Bagi Mahasiswa Asing, Malaysia Lebih Terjangkau 3 kali lipat Dibandingkan dengan Australia


Di infografik berikut, kita telah merincikan biaya untuk belajar di 15 destinasi kuliah di luar negeri untuk mahasiswa asing. Silahkan lihat biaya (biaya USD) untuk belajar di universitas internasional yang dipisahkan menjadi biaya kuliah dan biaya hidup agar anda dapat merencanakan pendidikan anda di masa depan.

Laporan penelitian lainnya dari, Nilai Edukasi dari HSBC, menyatakan bahwa penduduk Malaysia mempertimbangkan Inggris, Australia dan Malaysia, sebagai tiga tempat studi terunggul, dengan urutan tersebut. Walaupun faktanya, berkuliah di Australia memakan biaya sekitar (rata-rata) USD $29,152 yang ternyata lebih mahal daripada berkuliah di Malaysia per tahun; sedangkan berkuliah di Inggris memakan biaya sekitar USD $22,104 lebih mahal daripada Malaysia. Keinginan untuk menanggung biaya ini datang dari sebuah fakta yang menyatakan, hanya sekitar 45% orang tua di Malaysia berpikir bahwa kualitas pendidikan Malaysia sebanding atau lebih baik dari negara lain.


Ini, ditambah dengan 88% fakta bahwa para orang tua di Malaysia mempertimbangkan untuk mengirim anak mereka ke luar negeri (sendiri) agar mendapatkan pendidikan yang lebih baik, dan juga pikiran yang lebih luas. Terdapat banyak alasan yang membuat para orang tua mengirim anak mereka ke luar negeri. Banyak dari mereka percaya bahwa berkuliah di luar negeri akan memberikan anak mereka gelar yang memiliki reputasi lebih yang akan meningkatkan prospek kerja anak mereka. Yang lain merasa bahwa akan ada lebih banyak kesempatan yang lebih baik tersedia untuk anak mereka yang berkuliah dan kemudian bekerja di luar negeri. Lalu diikuti dengan tambahan positif lainnya yang membuat anak mereka lebih dewasa, ini merupakan faktor-faktor yang mendukung para orang tua dalam mengirim anak mereka untuk berkuliah di luar.

Rencana yang paling populer untuk berkuliah di luar negeri adalah via program ganda. Banyak mahasiswa Malaysia cenderung mendaftarkan diri untuk program ganda yang mencakup berkuliah di Malaysia terlebih dahulu lalu lanjut ke luar negeri. Ini membantu para orang tua menghemat biaya karena biaya hidup di Malaysia lebih rendah 10 kali dibandingkan dengan Australia atau Inggris. Meskipun biayanya rendah, sekitar 51% para orang tua di Malaysia berharap mereka mulai menghemat lebih awal untuk pendidikan anak-anak mereka.

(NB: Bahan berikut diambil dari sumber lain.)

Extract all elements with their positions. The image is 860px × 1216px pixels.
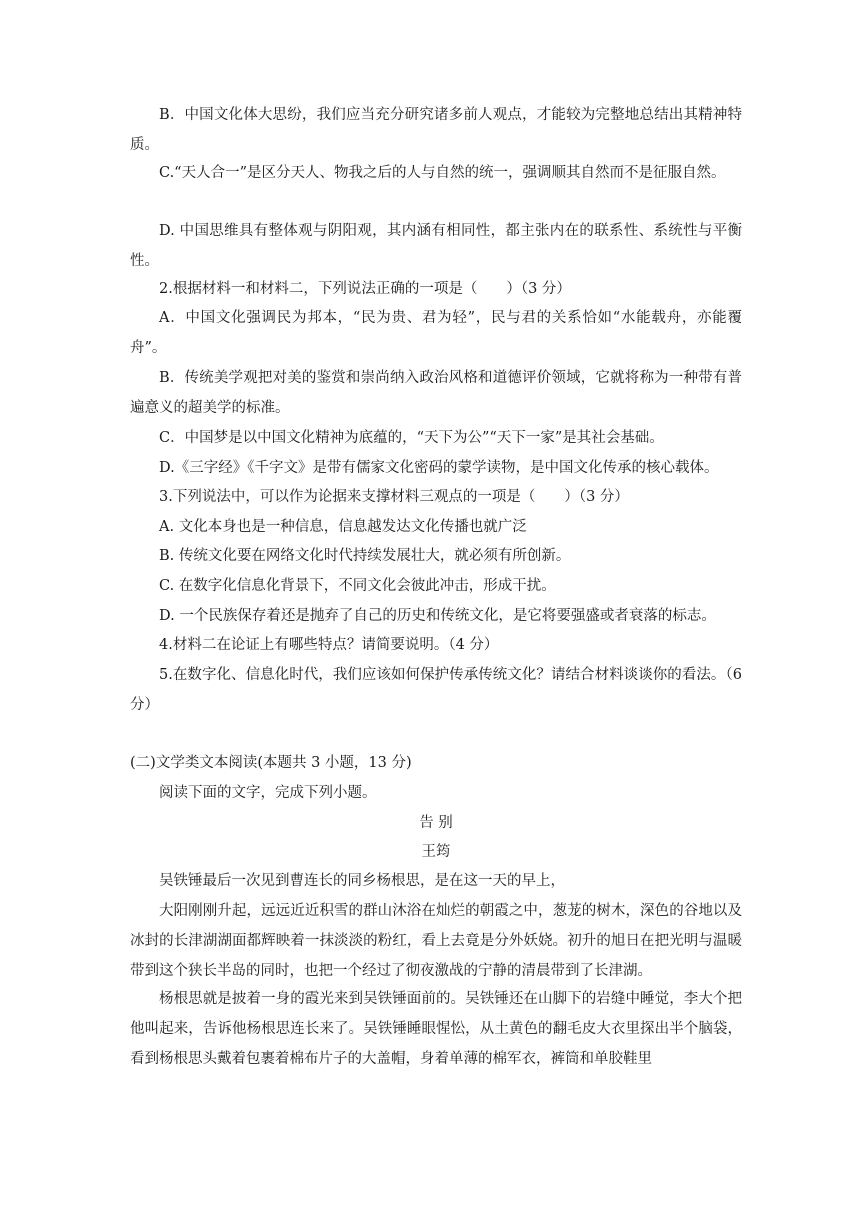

Simon Williams, yang merupakan pemimpin kelompok manajemen kekayaan di HSBC, mengatakan: “Kunci dari alasan-alasan untuk mengirim anak-anak ke luar negeri adalah pembelajaran bahasa asing, pengalaman internasional, dan kemandirian. Akan tetapi pendidikan internasional membawadimensi tambahan dalam perencanaan yang lebih rumit,lebih tepatnya perencanaan keuangan. Mayoritas pendidikan luar negeri dibiayai oleh para orang tua, dan meskipun konsep pembiayaan kampus telah didirikan dengan baik di AS, di tempat lain pengecualian masih ada.”


*Informasi ini yang membahas tentang rata-rata biaya per tahun telah dirincikan dari data yang tersedia secara umum di 15 negara dan wilayah. Biaya per tahun universitas untu masing-masing negara telah diperhitungkan dengan rata-rata biaya kuliah per tahun untuk sarjana mahasiswa asing di 10 universitas negeri terbesar di masing-masing negara. Dua pengecualian untuk Meksiko dan Indonesia. Biaya universitas per tahun untuk Meksiko dan Indonesia telah diperhitungkan dari biaya untuk 10 universitas terunggul yang dilihat dari peringkat QS universitas. Biaya per tahun untuk masing-masing universitas didapatkan entah dari sumber data individual institusi (dari website universitas), dengan menelpon departemen penerimaan mereka, atau dari website lain. Biaya hidup telah diperhitungkan dengan mengambil rata-rata biaya hidup di kota dimana universitas ini dibangun. Data biaya hidup bersumber dari Ekspatistan.